Telsa and Twitter owner Elon Musk this week sounded the alarm about the primacy of the U.S. dollar as the world’s reserve currency following a deal between the Chinese regime and Brazil to trade in their own currencies.
“The US dollar is losing its reserve currency status,” Genevieve Roch-Decter, a former small-cap money manager, wrote on Twitter this week, adding that the dollar has been “the backbone of the global economy for decades. Several countries even use the US Dollar as an official currency, like El Salvador, Panama, and Ecuador.”
“Combined with excess government spending, which forces other countries to absorb a significant part of our inflation,” he also wrote.
Some analysts have said the move portends a bad omen for the United States. China has similar agreements with other countries, including with Russia and Pakistan, and some have said that the Chinese regime’s latest moves are attempts to depose the U.S. dollar as the world’s reserve currency.

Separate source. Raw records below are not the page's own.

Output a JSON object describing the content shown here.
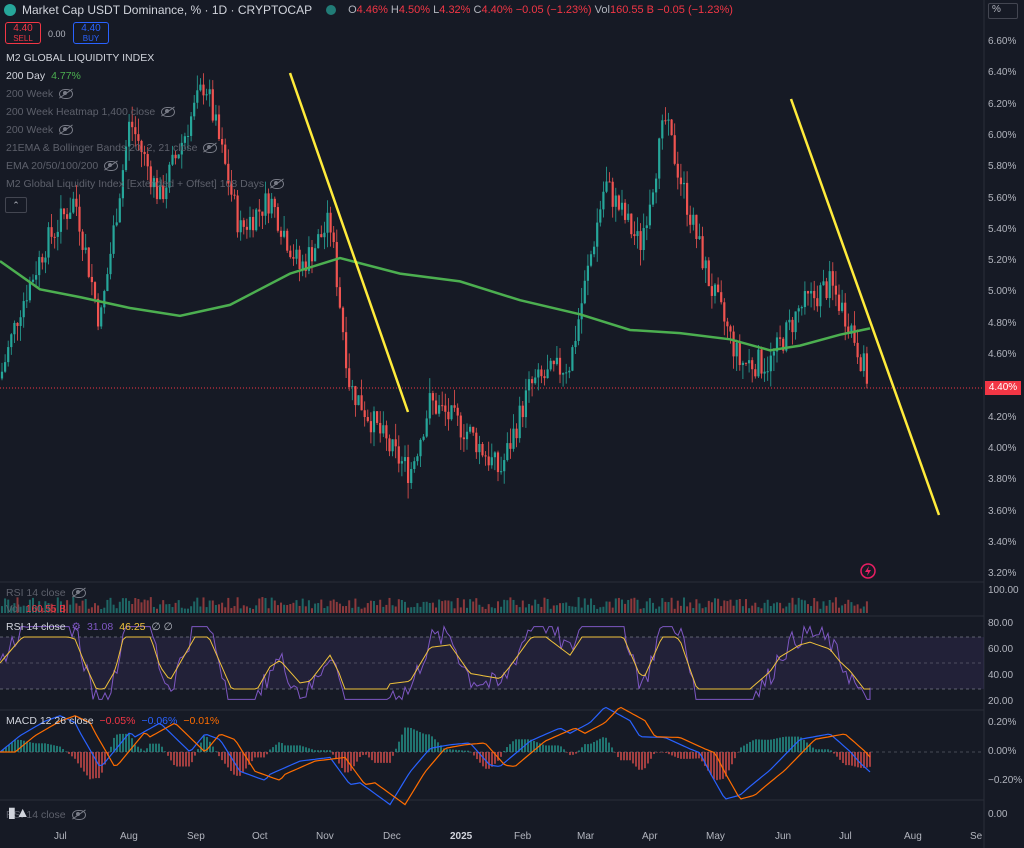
{
  "header": {
    "symbol_title": "Market Cap USDT Dominance, % · 1D · CRYPTOCAP",
    "ohlc": {
      "o_label": "O",
      "o_val": "4.46%",
      "h_label": "H",
      "h_val": "4.50%",
      "l_label": "L",
      "l_val": "4.32%",
      "c_label": "C",
      "c_val": "4.40%",
      "change": "−0.05 (−1.23%)",
      "vol_label": "Vol",
      "vol_val": "160.55 B",
      "vol_change": "−0.05 (−1.23%)"
    },
    "scale_unit": "%"
  },
  "trade": {
    "sell_price": "4.40",
    "sell_label": "SELL",
    "spread": "0.00",
    "buy_price": "4.40",
    "buy_label": "BUY"
  },
  "indicators": [
    {
      "name": "M2 GLOBAL LIQUIDITY INDEX",
      "value": "",
      "muted": false
    },
    {
      "name": "200 Day",
      "value": "4.77%",
      "muted": false
    },
    {
      "name": "200 Week",
      "value": "",
      "muted": true
    },
    {
      "name": "200 Week Heatmap 1,400 close",
      "value": "",
      "muted": true
    },
    {
      "name": "200 Week",
      "value": "",
      "muted": true
    },
    {
      "name": "21EMA & Bollinger Bands 20, 2, 21 close",
      "value": "",
      "muted": true
    },
    {
      "name": "EMA 20/50/100/200",
      "value": "",
      "muted": true
    },
    {
      "name": "M2 Global Liquidity Index [Extended + Offset] 108 Days",
      "value": "",
      "muted": true
    }
  ],
  "price_axis": {
    "ticks": [
      "6.60%",
      "6.40%",
      "6.20%",
      "6.00%",
      "5.80%",
      "5.60%",
      "5.40%",
      "5.20%",
      "5.00%",
      "4.80%",
      "4.60%",
      "4.40%",
      "4.20%",
      "4.00%",
      "3.80%",
      "3.60%",
      "3.40%",
      "3.20%"
    ],
    "current": "4.40%",
    "current_value": 4.4
  },
  "time_axis": {
    "labels": [
      "Jul",
      "Aug",
      "Sep",
      "Oct",
      "Nov",
      "Dec",
      "2025",
      "Feb",
      "Mar",
      "Apr",
      "May",
      "Jun",
      "Jul",
      "Aug",
      "Se"
    ]
  },
  "volume_pane": {
    "title": "RSI 14 close",
    "vol_label": "Vol",
    "vol_value": "160.55 B",
    "axis_top": "100.00"
  },
  "rsi_pane": {
    "title": "RSI 14 close",
    "rsi_value": "31.08",
    "ma_value": "46.25",
    "ticks": [
      "80.00",
      "60.00",
      "40.00",
      "20.00"
    ]
  },
  "macd_pane": {
    "title": "MACD 12 26 close",
    "hist": "−0.05%",
    "macd": "−0.06%",
    "signal": "−0.01%",
    "ticks": [
      "0.20%",
      "0.00%",
      "−0.20%"
    ]
  },
  "bottom_pane": {
    "title": "RSI 14 close",
    "axis": "0.00"
  },
  "colors": {
    "up": "#26a69a",
    "down": "#ef5350",
    "ma200": "#4caf50",
    "trendline": "#ffeb3b",
    "rsi": "#7e57c2",
    "rsi_ma": "#f0c23b",
    "macd": "#2962ff",
    "signal": "#ff6d00",
    "price_tag": "#f23645"
  }
}
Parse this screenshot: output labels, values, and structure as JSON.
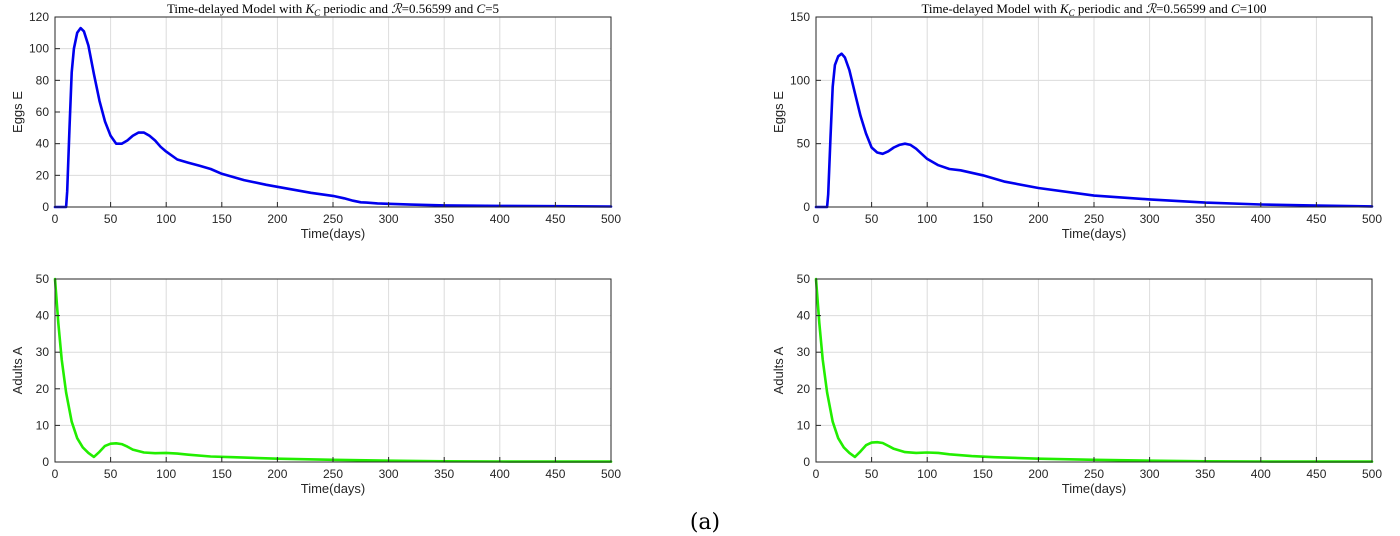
{
  "caption": "(a)",
  "chart_data": [
    {
      "type": "line",
      "title": {
        "pre": "Time-delayed Model with ",
        "k": "K",
        "ksub": "C",
        "mid": " periodic and ",
        "r": "ℛ",
        "mid2": "=0.56599 and ",
        "c": "C",
        "post": "=5"
      },
      "xlabel": "Time(days)",
      "ylabel": "Eggs E",
      "xlim": [
        0,
        500
      ],
      "ylim": [
        0,
        120
      ],
      "xticks": [
        0,
        50,
        100,
        150,
        200,
        250,
        300,
        350,
        400,
        450,
        500
      ],
      "yticks": [
        0,
        20,
        40,
        60,
        80,
        100,
        120
      ],
      "grid": true,
      "color": "#0000ee",
      "series": [
        {
          "x": [
            0,
            10,
            11,
            13,
            15,
            17,
            20,
            23,
            26,
            30,
            35,
            40,
            45,
            50,
            55,
            60,
            65,
            70,
            75,
            80,
            85,
            90,
            95,
            100,
            110,
            120,
            130,
            140,
            150,
            170,
            190,
            210,
            230,
            250,
            260,
            268,
            275,
            280,
            290,
            300,
            320,
            350,
            400,
            450,
            500
          ],
          "y": [
            0,
            0,
            10,
            50,
            85,
            100,
            110,
            113,
            111,
            102,
            84,
            67,
            54,
            45,
            40,
            40,
            42,
            45,
            47,
            47,
            45,
            42,
            38,
            35,
            30,
            28,
            26,
            24,
            21,
            17,
            14,
            11.5,
            9,
            7,
            5.5,
            4,
            3,
            2.8,
            2.3,
            2,
            1.5,
            1,
            0.7,
            0.5,
            0.3
          ]
        }
      ]
    },
    {
      "type": "line",
      "title": {
        "pre": "",
        "k": "",
        "ksub": "",
        "mid": "",
        "r": "",
        "mid2": "",
        "c": "",
        "post": ""
      },
      "xlabel": "Time(days)",
      "ylabel": "Adults A",
      "xlim": [
        0,
        500
      ],
      "ylim": [
        0,
        50
      ],
      "xticks": [
        0,
        50,
        100,
        150,
        200,
        250,
        300,
        350,
        400,
        450,
        500
      ],
      "yticks": [
        0,
        10,
        20,
        30,
        40,
        50
      ],
      "grid": true,
      "color": "#22ee00",
      "series": [
        {
          "x": [
            0,
            3,
            6,
            10,
            15,
            20,
            25,
            30,
            35,
            40,
            45,
            50,
            55,
            60,
            65,
            70,
            80,
            90,
            100,
            110,
            120,
            140,
            160,
            200,
            250,
            300,
            350,
            400,
            450,
            500
          ],
          "y": [
            50,
            38,
            28,
            19,
            11,
            6.5,
            4,
            2.5,
            1.4,
            2.8,
            4.4,
            5,
            5.1,
            4.9,
            4.2,
            3.4,
            2.6,
            2.4,
            2.5,
            2.3,
            2,
            1.5,
            1.3,
            0.9,
            0.6,
            0.35,
            0.2,
            0.15,
            0.1,
            0.1
          ]
        }
      ]
    },
    {
      "type": "line",
      "title": {
        "pre": "Time-delayed Model with ",
        "k": "K",
        "ksub": "C",
        "mid": " periodic and ",
        "r": "ℛ",
        "mid2": "=0.56599 and ",
        "c": "C",
        "post": "=100"
      },
      "xlabel": "Time(days)",
      "ylabel": "Eggs E",
      "xlim": [
        0,
        500
      ],
      "ylim": [
        0,
        150
      ],
      "xticks": [
        0,
        50,
        100,
        150,
        200,
        250,
        300,
        350,
        400,
        450,
        500
      ],
      "yticks": [
        0,
        50,
        100,
        150
      ],
      "grid": true,
      "color": "#0000ee",
      "series": [
        {
          "x": [
            0,
            10,
            11,
            13,
            15,
            17,
            20,
            23,
            26,
            30,
            35,
            40,
            45,
            50,
            55,
            60,
            65,
            70,
            75,
            80,
            85,
            90,
            95,
            100,
            110,
            120,
            130,
            140,
            150,
            170,
            200,
            250,
            300,
            350,
            400,
            450,
            500
          ],
          "y": [
            0,
            0,
            10,
            55,
            95,
            112,
            119,
            121,
            118,
            108,
            90,
            72,
            58,
            47,
            43,
            42,
            44,
            47,
            49,
            50,
            49,
            46,
            42,
            38,
            33,
            30,
            29,
            27,
            25,
            20,
            15,
            9,
            6,
            3.5,
            2,
            1.2,
            0.5
          ]
        }
      ]
    },
    {
      "type": "line",
      "title": {
        "pre": "",
        "k": "",
        "ksub": "",
        "mid": "",
        "r": "",
        "mid2": "",
        "c": "",
        "post": ""
      },
      "xlabel": "Time(days)",
      "ylabel": "Adults A",
      "xlim": [
        0,
        500
      ],
      "ylim": [
        0,
        50
      ],
      "xticks": [
        0,
        50,
        100,
        150,
        200,
        250,
        300,
        350,
        400,
        450,
        500
      ],
      "yticks": [
        0,
        10,
        20,
        30,
        40,
        50
      ],
      "grid": true,
      "color": "#22ee00",
      "series": [
        {
          "x": [
            0,
            3,
            6,
            10,
            15,
            20,
            25,
            30,
            35,
            40,
            45,
            50,
            55,
            60,
            65,
            70,
            80,
            90,
            100,
            110,
            120,
            140,
            160,
            200,
            250,
            300,
            350,
            400,
            450,
            500
          ],
          "y": [
            50,
            38,
            28,
            19,
            11,
            6.5,
            4,
            2.5,
            1.4,
            2.9,
            4.6,
            5.3,
            5.4,
            5.2,
            4.4,
            3.6,
            2.7,
            2.5,
            2.6,
            2.5,
            2.1,
            1.6,
            1.3,
            0.9,
            0.6,
            0.35,
            0.2,
            0.15,
            0.1,
            0.1
          ]
        }
      ]
    }
  ]
}
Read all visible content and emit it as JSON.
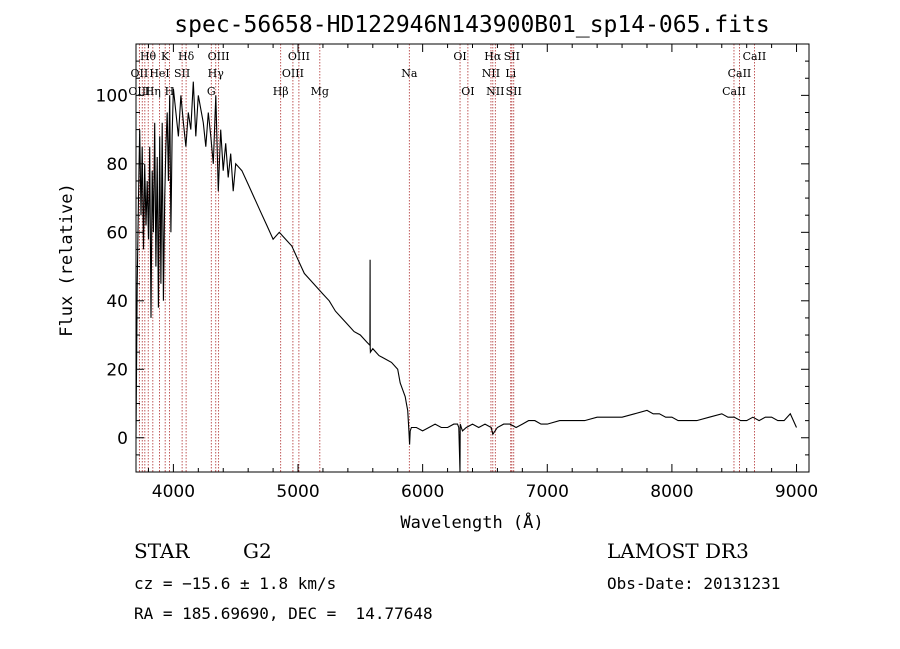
{
  "chart_data": {
    "type": "line",
    "title": "spec-56658-HD122946N143900B01_sp14-065.fits",
    "xlabel": "Wavelength (Å)",
    "ylabel": "Flux (relative)",
    "xlim": [
      3700,
      9100
    ],
    "ylim": [
      -10,
      115
    ],
    "x_ticks": [
      4000,
      5000,
      6000,
      7000,
      8000,
      9000
    ],
    "y_ticks": [
      0,
      20,
      40,
      60,
      80,
      100
    ],
    "grid": false,
    "series": [
      {
        "x": [
          3700,
          3710,
          3720,
          3730,
          3740,
          3750,
          3760,
          3770,
          3780,
          3790,
          3800,
          3810,
          3820,
          3830,
          3840,
          3850,
          3860,
          3870,
          3880,
          3890,
          3900,
          3910,
          3920,
          3930,
          3940,
          3950,
          3960,
          3970,
          3980,
          3990,
          4000,
          4020,
          4040,
          4060,
          4080,
          4100,
          4120,
          4140,
          4160,
          4180,
          4200,
          4220,
          4240,
          4260,
          4280,
          4300,
          4320,
          4340,
          4360,
          4380,
          4400,
          4420,
          4440,
          4460,
          4480,
          4500,
          4550,
          4600,
          4650,
          4700,
          4750,
          4800,
          4850,
          4900,
          4950,
          5000,
          5050,
          5100,
          5150,
          5200,
          5250,
          5300,
          5350,
          5400,
          5450,
          5500,
          5550,
          5577,
          5578,
          5579,
          5580,
          5581,
          5600,
          5650,
          5700,
          5750,
          5800,
          5820,
          5840,
          5860,
          5870,
          5880,
          5890,
          5895,
          5900,
          5910,
          5950,
          6000,
          6050,
          6100,
          6150,
          6200,
          6250,
          6280,
          6290,
          6300,
          6301,
          6302,
          6310,
          6320,
          6350,
          6400,
          6450,
          6500,
          6550,
          6563,
          6600,
          6650,
          6700,
          6750,
          6800,
          6850,
          6900,
          6950,
          7000,
          7100,
          7200,
          7300,
          7400,
          7500,
          7600,
          7700,
          7800,
          7850,
          7900,
          7950,
          8000,
          8050,
          8100,
          8200,
          8300,
          8400,
          8450,
          8500,
          8550,
          8600,
          8650,
          8700,
          8750,
          8800,
          8850,
          8900,
          8950,
          9000
        ],
        "y": [
          0,
          45,
          70,
          90,
          65,
          85,
          55,
          80,
          62,
          75,
          58,
          85,
          35,
          78,
          60,
          92,
          50,
          82,
          38,
          88,
          45,
          92,
          40,
          70,
          85,
          95,
          75,
          100,
          60,
          88,
          102,
          95,
          88,
          100,
          92,
          85,
          95,
          90,
          104,
          88,
          100,
          96,
          92,
          85,
          95,
          88,
          80,
          100,
          72,
          90,
          78,
          86,
          76,
          83,
          72,
          80,
          78,
          74,
          70,
          66,
          62,
          58,
          60,
          58,
          56,
          52,
          48,
          46,
          44,
          42,
          40,
          37,
          35,
          33,
          31,
          30,
          28,
          27,
          52,
          26,
          26,
          25,
          26,
          24,
          23,
          22,
          20,
          16,
          14,
          12,
          10,
          8,
          2,
          -2,
          2,
          3,
          3,
          2,
          3,
          4,
          3,
          3,
          4,
          4,
          3,
          -10,
          3,
          4,
          3,
          2,
          3,
          4,
          3,
          4,
          3,
          1,
          3,
          4,
          4,
          3,
          4,
          5,
          5,
          4,
          4,
          5,
          5,
          5,
          6,
          6,
          6,
          7,
          8,
          7,
          7,
          6,
          6,
          5,
          5,
          5,
          6,
          7,
          6,
          6,
          5,
          5,
          6,
          5,
          6,
          6,
          5,
          5,
          7,
          3
        ]
      }
    ],
    "annotations": [
      {
        "label": "Hθ",
        "x": 3797,
        "row": 1
      },
      {
        "label": "OII",
        "x": 3727,
        "row": 2
      },
      {
        "label": "OIII",
        "x": 3727,
        "row": 3
      },
      {
        "label": "Hη",
        "x": 3835,
        "row": 3
      },
      {
        "label": "K",
        "x": 3934,
        "row": 1
      },
      {
        "label": "HeI",
        "x": 3889,
        "row": 2
      },
      {
        "label": "H",
        "x": 3968,
        "row": 3
      },
      {
        "label": "Hδ",
        "x": 4102,
        "row": 1
      },
      {
        "label": "SII",
        "x": 4070,
        "row": 2
      },
      {
        "label": "OIII",
        "x": 4363,
        "row": 1
      },
      {
        "label": "Hγ",
        "x": 4340,
        "row": 2
      },
      {
        "label": "G",
        "x": 4304,
        "row": 3
      },
      {
        "label": "OIII",
        "x": 5007,
        "row": 1
      },
      {
        "label": "OIII",
        "x": 4959,
        "row": 2
      },
      {
        "label": "Hβ",
        "x": 4861,
        "row": 3
      },
      {
        "label": "Mg",
        "x": 5175,
        "row": 3
      },
      {
        "label": "Na",
        "x": 5893,
        "row": 2
      },
      {
        "label": "OI",
        "x": 6300,
        "row": 1
      },
      {
        "label": "OI",
        "x": 6363,
        "row": 3
      },
      {
        "label": "Hα",
        "x": 6563,
        "row": 1
      },
      {
        "label": "SII",
        "x": 6716,
        "row": 1
      },
      {
        "label": "NII",
        "x": 6548,
        "row": 2
      },
      {
        "label": "Li",
        "x": 6707,
        "row": 2
      },
      {
        "label": "NII",
        "x": 6583,
        "row": 3
      },
      {
        "label": "SII",
        "x": 6731,
        "row": 3
      },
      {
        "label": "CaII",
        "x": 8662,
        "row": 1
      },
      {
        "label": "CaII",
        "x": 8542,
        "row": 2
      },
      {
        "label": "CaII",
        "x": 8498,
        "row": 3
      }
    ],
    "line_marks": [
      3727,
      3750,
      3771,
      3798,
      3835,
      3889,
      3934,
      3968,
      4070,
      4102,
      4304,
      4340,
      4363,
      4861,
      4959,
      5007,
      5175,
      5893,
      6300,
      6363,
      6548,
      6563,
      6583,
      6707,
      6716,
      6731,
      8498,
      8542,
      8662
    ],
    "line_color": "#b03030"
  },
  "info": {
    "object_type": "STAR",
    "subclass": "G2",
    "survey": "LAMOST DR3",
    "cz": "cz = −15.6 ± 1.8 km/s",
    "obs_date": "Obs-Date: 20131231",
    "coords": "RA = 185.69690, DEC =  14.77648"
  }
}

A number of countries have their currency pegged to the dollar and many central banks hold the dollar as part of their foreign exchange reserves. Global commodities, including oil, also trade in dollars.
“China will continue to import large quantities of crude oil from GCC countries, expand imports of liquefied natural gas, strengthen cooperation in upstream oil and gas development, engineering services, storage, transportation and refining, and make full use of the Shanghai Petroleum and National Gas Exchange as a platform to carry out yuan settlement of oil and gas trade,” Chinese leader Xi Jinping said last year while he visited Saudi Arabia.
Too Soon?
But Sergei Perfiliev, a financial training instructor and a former Goldman Sachs strategist, wrote in a recent Twitter post that the “world runs on dollars” and that “it’s not going away anytime soon.”The U.S. dollar, he wrote, is backed by the world’s No. 1 economy, but is also backed by the American economic system that, according to him, is known for open and free markets.
While listing other reasons, Perfiliev concluded: “It took decades to establish this dominant position. Just because China or Russia are diversifying from US holdings, doesn’t mean dollar demise is near. It would take more than that. Of course, dollar is not without problems, but it’s not going away anytime soon.”